I'm not even going to read your "more inside." No need. I'm scrolling straight down to the bottom to tell you to take the job.


You have no idea what's going to happen to the other job, or if it will even come to pass.

I've been burned on this before. I passed on a great job offer, because I "knew" there was this other job in the pipeline that I'd be taking. And I didn't want to burn anyone, so I Did The Right Thing.

Well guess what, something unexpected happened. The job in the pipeline vanished. Instead of two jobs, I was left with none. None jobs.
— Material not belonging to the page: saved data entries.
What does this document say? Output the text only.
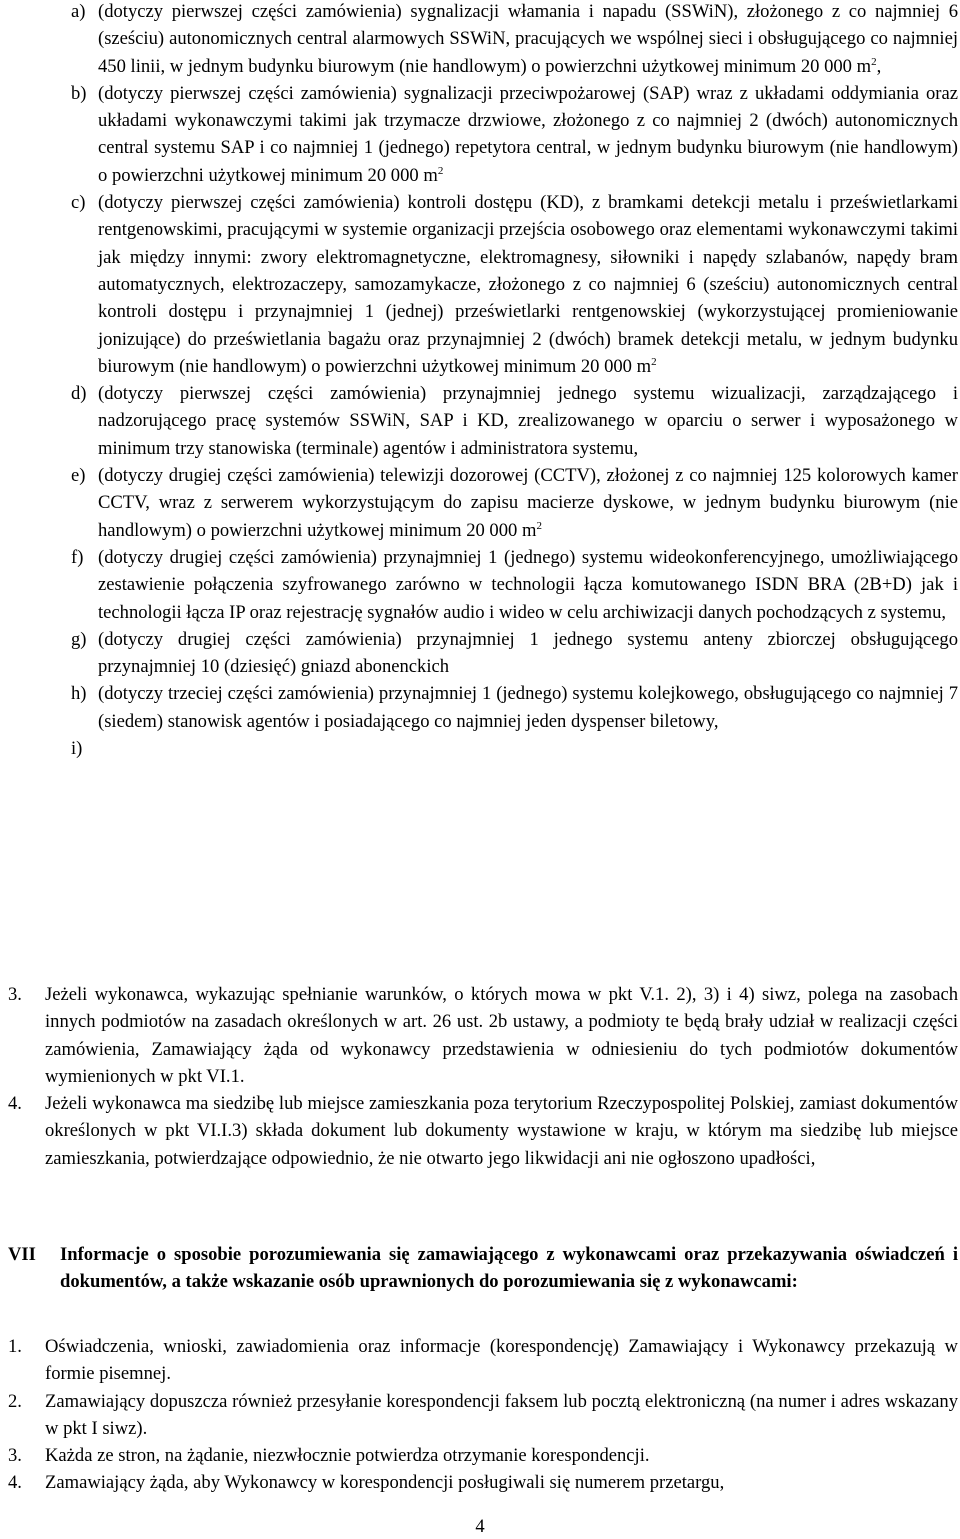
a) (dotyczy pierwszej części zamówienia) sygnalizacji włamania i napadu (SSWiN), złożonego z co najmniej 6 (sześciu) autonomicznych central alarmowych SSWiN, pracujących we wspólnej sieci i obsługującego co najmniej 450 linii, w jednym budynku biurowym (nie handlowym) o powierzchni użytkowej minimum 20 000 $m^2$,
b) (dotyczy pierwszej części zamówienia) sygnalizacji przeciwpożarowej (SAP) wraz z układami oddymiania oraz układami wykonawczymi takimi jak trzymacze drzwiowe, złożonego z co najmniej 2 (dwóch) autonomicznych central systemu SAP i co najmniej 1 (jednego) repetytora central, w jednym budynku biurowym (nie handlowym) o powierzchni użytkowej minimum 20 000 $m^2$
c) (dotyczy pierwszej części zamówienia) kontroli dostępu (KD), z bramkami detekcji metalu i prześwietlarkami rentgenowskimi, pracującymi w systemie organizacji przejścia osobowego oraz elementami wykonawczymi takimi jak między innymi: zwory elektromagnetyczne, elektromagnesy, siłowniki i napędy szlabanów, napędy bram automatycznych, elektrozaczepy, samozamykacze, złożonego z co najmniej 6 (sześciu) autonomicznych central kontroli dostępu i przynajmniej 1 (jednej) prześwietlarki rentgenowskiej (wykorzystującej promieniowanie jonizujące) do prześwietlania bagażu oraz przynajmniej 2 (dwóch) bramek detekcji metalu, w jednym budynku biurowym (nie handlowym) o powierzchni użytkowej minimum 20 000 $m^2$
d) (dotyczy pierwszej części zamówienia) przynajmniej jednego systemu wizualizacji, zarządzającego i nadzorującego pracę systemów SSWiN, SAP i KD, zrealizowanego w oparciu o serwer i wyposażonego w minimum trzy stanowiska (terminale) agentów i administratora systemu,
e) (dotyczy drugiej części zamówienia) telewizji dozorowej (CCTV), złożonej z co najmniej 125 kolorowych kamer CCTV, wraz z serwerem wykorzystującym do zapisu macierze dyskowe, w jednym budynku biurowym (nie handlowym) o powierzchni użytkowej minimum 20 000 $m^2$
f) (dotyczy drugiej części zamówienia) przynajmniej 1 (jednego) systemu wideokonferencyjnego, umożliwiającego zestawienie połączenia szyfrowanego zarówno w technologii łącza komutowanego ISDN BRA (2B+D) jak i technologii łącza IP oraz rejestrację sygnałów audio i wideo w celu archiwizacji danych pochodzących z systemu,
g) (dotyczy drugiej części zamówienia) przynajmniej 1 jednego systemu anteny zbiorczej obsługującego przynajmniej 10 (dziesięć) gniazd abonenckich
h) (dotyczy trzeciej części zamówienia) przynajmniej 1 (jednego) systemu kolejkowego, obsługującego co najmniej 7 (siedem) stanowisk agentów i posiadającego co najmniej jeden dyspenser biletowy,
i)
3.	Jeżeli wykonawca, wykazując spełnianie warunków, o których mowa w pkt V.1. 2), 3) i 4) siwz, polega na zasobach innych podmiotów na zasadach określonych w art. 26 ust. 2b ustawy, a podmioty te będą brały udział w realizacji części zamówienia, Zamawiający żąda od wykonawcy przedstawienia w odniesieniu do tych podmiotów dokumentów wymienionych w pkt VI.1.
4.	Jeżeli wykonawca ma siedzibę lub miejsce zamieszkania poza terytorium Rzeczypospolitej Polskiej, zamiast dokumentów określonych w pkt VI.I.3) składa dokument lub dokumenty wystawione w kraju, w którym ma siedzibę lub miejsce zamieszkania, potwierdzające odpowiednio, że nie otwarto jego likwidacji ani nie ogłoszono upadłości,
VII	Informacje o sposobie porozumiewania się zamawiającego z wykonawcami oraz przekazywania oświadczeń i dokumentów, a także wskazanie osób uprawnionych do porozumiewania się z wykonawcami:
1.	Oświadczenia, wnioski, zawiadomienia oraz informacje (korespondencję) Zamawiający i Wykonawcy przekazują w formie pisemnej.
2.	Zamawiający dopuszcza również przesyłanie korespondencji faksem lub pocztą elektroniczną (na numer i adres wskazany w pkt I siwz).
3.	Każda ze stron, na żądanie, niezwłocznie potwierdza otrzymanie korespondencji.
4.	Zamawiający żąda, aby Wykonawcy w korespondencji posługiwali się numerem przetargu,
4
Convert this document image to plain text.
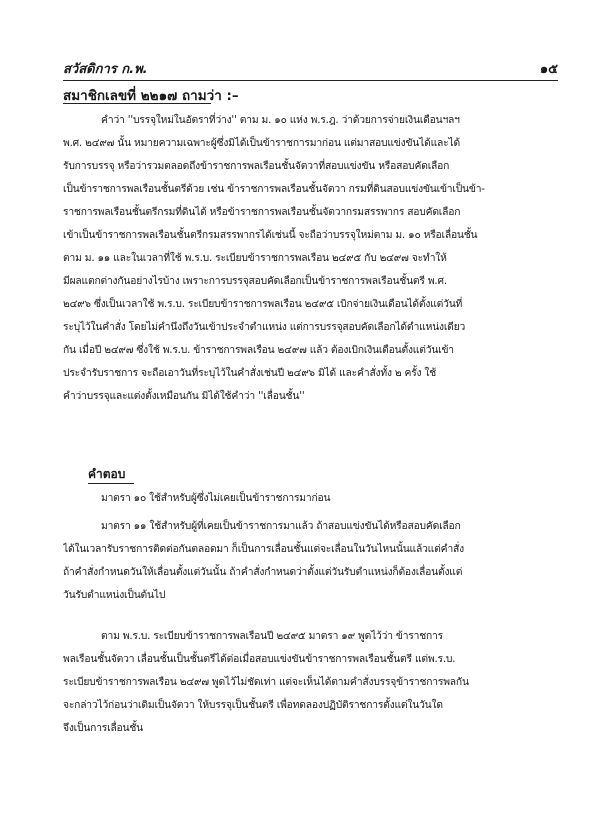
สวัสดิการ ก.พ.	๑๕
สมาชิกเลขที่ ๒๒๑๗ ถามว่า :–
คำว่า ''บรรจุใหม่ในอัตราที่ว่าง'' ตาม ม. ๑๐ แห่ง พ.ร.ฎ. ว่าด้วยการจ่ายเงินเดือนฯลฯ
พ.ศ. ๒๔๙๗ นั้น หมายความเฉพาะผู้ซึ่งมิได้เป็นข้าราชการมาก่อน แต่มาสอบแข่งขันได้และได้
รับการบรรจุ หรือว่ารวมตลอดถึงข้าราชการพลเรือนชั้นจัตวาที่สอบแข่งขัน หรือสอบคัดเลือก
เป็นข้าราชการพลเรือนชั้นตรีด้วย เช่น ข้าราชการพลเรือนชั้นจัตวา กรมที่ดินสอบแข่งขันเข้าเป็นข้า-
ราชการพลเรือนชั้นตรีกรมที่ดินได้ หรือข้าราชการพลเรือนชั้นจัตวากรมสรรพากร สอบคัดเลือก
เข้าเป็นข้าราชการพลเรือนชั้นตรีกรมสรรพากรได้เช่นนี้ จะถือว่าบรรจุใหม่ตาม ม. ๑๐ หรือเลื่อนชั้น
ตาม ม. ๑๑ และในเวลาที่ใช้ พ.ร.บ. ระเบียบข้าราชการพลเรือน ๒๔๙๕ กับ ๒๔๙๗ จะทำให้
มีผลแตกต่างกันอย่างไรบ้าง เพราะการบรรจุสอบคัดเลือกเป็นข้าราชการพลเรือนชั้นตรี พ.ศ.
๒๔๙๖ ซึ่งเป็นเวลาใช้ พ.ร.บ. ระเบียบข้าราชการพลเรือน ๒๔๙๕ เบิกจ่ายเงินเดือนได้ตั้งแต่วันที่
ระบุไว้ในคำสั่ง โดยไม่คำนึงถึงวันเข้าประจำตำแหน่ง แต่การบรรจุสอบคัดเลือกได้ตำแหน่งเดียว
กัน เมื่อปี ๒๔๙๗ ซึ่งใช้ พ.ร.บ. ข้าราชการพลเรือน ๒๔๙๗ แล้ว ต้องเบิกเงินเดือนตั้งแต่วันเข้า
ประจำรับราชการ จะถือเอาวันที่ระบุไว้ในคำสั่งเช่นปี ๒๔๙๖ มิได้ และคำสั่งทั้ง ๒ ครั้ง ใช้
คำว่าบรรจุและแต่งตั้งเหมือนกัน มิได้ใช้คำว่า ''เลื่อนชั้น''
คำตอบ
มาตรา ๑๐ ใช้สำหรับผู้ซึ่งไม่เคยเป็นข้าราชการมาก่อน
มาตรา ๑๑ ใช้สำหรับผู้ที่เคยเป็นข้าราชการมาแล้ว ถ้าสอบแข่งขันได้หรือสอบคัดเลือก
ได้ในเวลารับราชการติดต่อกันตลอดมา ก็เป็นการเลื่อนชั้นแต่จะเลื่อนในวันไหนนั้นแล้วแต่คำสั่ง
ถ้าคำสั่งกำหนดวันให้เลื่อนตั้งแต่วันนั้น ถ้าคำสั่งกำหนดว่าตั้งแต่วันรับตำแหน่งก็ต้องเลื่อนตั้งแต่
วันรับตำแหน่งเป็นต้นไป
ตาม พ.ร.บ. ระเบียบข้าราชการพลเรือนปี ๒๔๙๕ มาตรา ๑๙ พูดไว้ว่า ข้าราชการ
พลเรือนชั้นจัตวา เลื่อนชั้นเป็นชั้นตรีได้ต่อเมื่อสอบแข่งขันข้าราชการพลเรือนชั้นตรี แต่พ.ร.บ.
ระเบียบข้าราชการพลเรือน ๒๔๙๗ พูดไว้ไม่ชัดเท่า แต่จะเห็นได้ตามคำสั่งบรรจุข้าราชการพลกัน
จะกล่าวไว้ก่อนว่าเดิมเป็นจัตวา ให้บรรจุเป็นชั้นตรี เพื่อทดลองปฏิบัติราชการตั้งแต่ในวันใด
จึงเป็นการเลื่อนชั้น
This is an excellent case of what Nassim Nicholas Taleb calls a "Black Swan event." It's something which is technically unexpected, but which any idiot could have predicted.
posted by ErikaB at 11:29 AM on March 30, 2010

If you really want Job A, then you need to see if there is a way to expedite the hiring process. Once you have an offer on the table from Job B, call Job A and say "Hey, I really want to work with you, but I have this job offer on the table from another employer. Can you let me know how I am doing in the hiring process. I told the other employer that I'd get back to them by XXX date. Is it possible for you to make a hiring decision before that date? Thanks"
posted by crazycanuck at 12:11 PM on March 30, 2010

I would have to refund all travel/relocation expenses

Take Job B if you're sure you would be happy with it were Job A not even a possibility, but make sure that all travel/relocation expenses are tightly documented and that you will be able to cover the penalty in the alloted time if you do choose quit for job A.

However, as someone who has been in this position, if you take job B don't spend your time in it pining for the potential of Job A. If Job A is in fact the true dream maybe you should commit to Job B for now (hell, it's only 12 months), and if you make the final cut for Job A tell the recruiters that you're now out of the running until 2011. Likely as not they'll be impressed and have you on the wait list for next year's hiring round when you're back - if you still want it by then.